The structural system is kept as simple as possible, avoiding any needless organic forms and bends in the planning. “The building’s robust and unassuming character is punctuated by deliberate voids. This interplay of void and solid becomes a key element. Planned around a central courtyard, the idea was to create a public space that flows at many levels. Ample terraces overlooking the central courtyard are created at all levels as an extension of corridors,” notes the architect. The design intent was to transform routine spaces into social ‘places’ for interaction and in creating a continuous connected network of gathering places not only in the horizontal plane but also vertically.

Ensuring maximum penetration of daylight and natural ventilation, the courtyard and terraces play a significant role in passively cooling the building. The voids are fashioned in response to the sun’s movement, ensuring that the spaces enjoy shade and brightness year-round.
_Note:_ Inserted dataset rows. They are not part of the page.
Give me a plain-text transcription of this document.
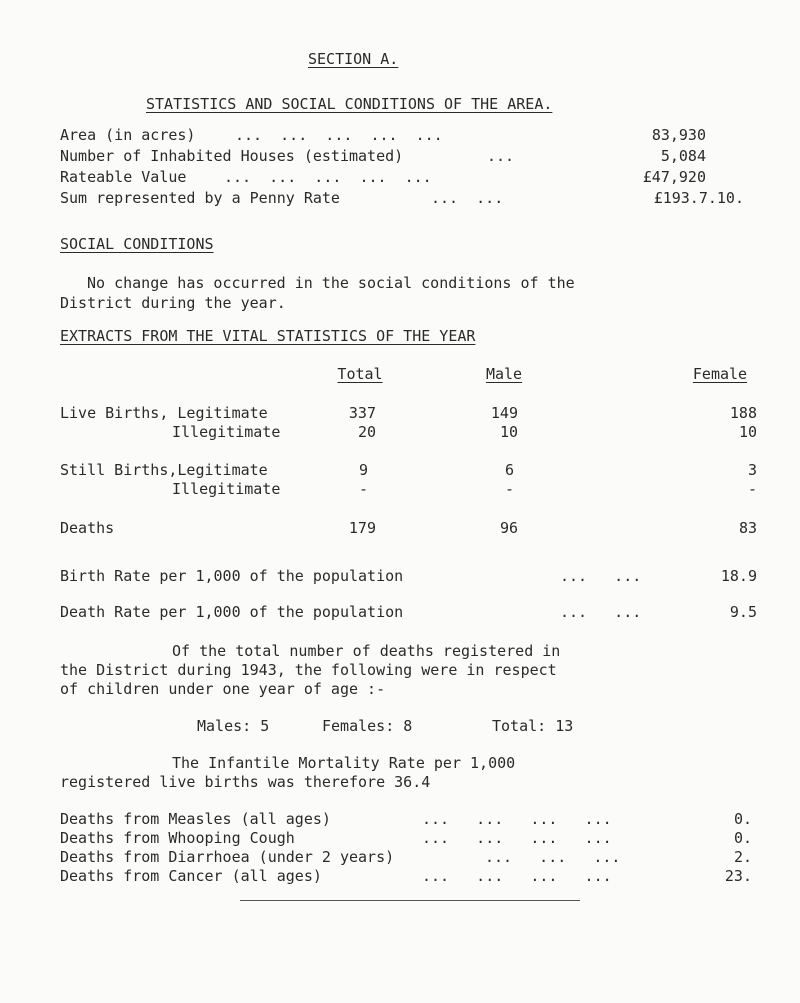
SECTION A.
STATISTICS AND SOCIAL CONDITIONS OF THE AREA.
Area (in acres)	...  ...  ...  ...  ...	83,930
Number of Inhabited Houses (estimated)	...	5,084
Rateable Value	...  ...  ...  ...  ...	£47,920
Sum represented by a Penny Rate	...  ...	£193.7.10.
SOCIAL CONDITIONS
No change has occurred in the social conditions of the
District during the year.
EXTRACTS FROM THE VITAL STATISTICS OF THE YEAR
Total	Male	Female
Live Births, Legitimate	337	149	188
Illegitimate	20	10	10
Still Births,Legitimate	9	6	3
Illegitimate	-	-	-
Deaths	179	96	83
Birth Rate per 1,000 of the population	...   ...	18.9
Death Rate per 1,000 of the population	...   ...	9.5
Of the total number of deaths registered in
the District during 1943, the following were in respect
of children under one year of age :-
Males: 5	Females: 8	Total: 13
The Infantile Mortality Rate per 1,000
registered live births was therefore 36.4
Deaths from Measles (all ages)	...   ...   ...   ...	0.
Deaths from Whooping Cough	...   ...   ...   ...	0.
Deaths from Diarrhoea (under 2 years)	...   ...   ...	2.
Deaths from Cancer (all ages)	...   ...   ...   ...	23.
Even the interior follows a similar restrained design language, where materiality and construction are kept minimal and simple. The material palette on the exterior is predominantly in plaster and paint finish, with the coffered slab at the entrance plaza adds textural dimension. The resourceful use of Yellow Kota Stone only in the entrance plaza and courtyard elevates the outdoor, interactive spaces as essential to the design. “The success of the project can be exemplified when its monochromatic base palette of colour is used in existing buildings to create an image of the campus,” says Chaudhuri.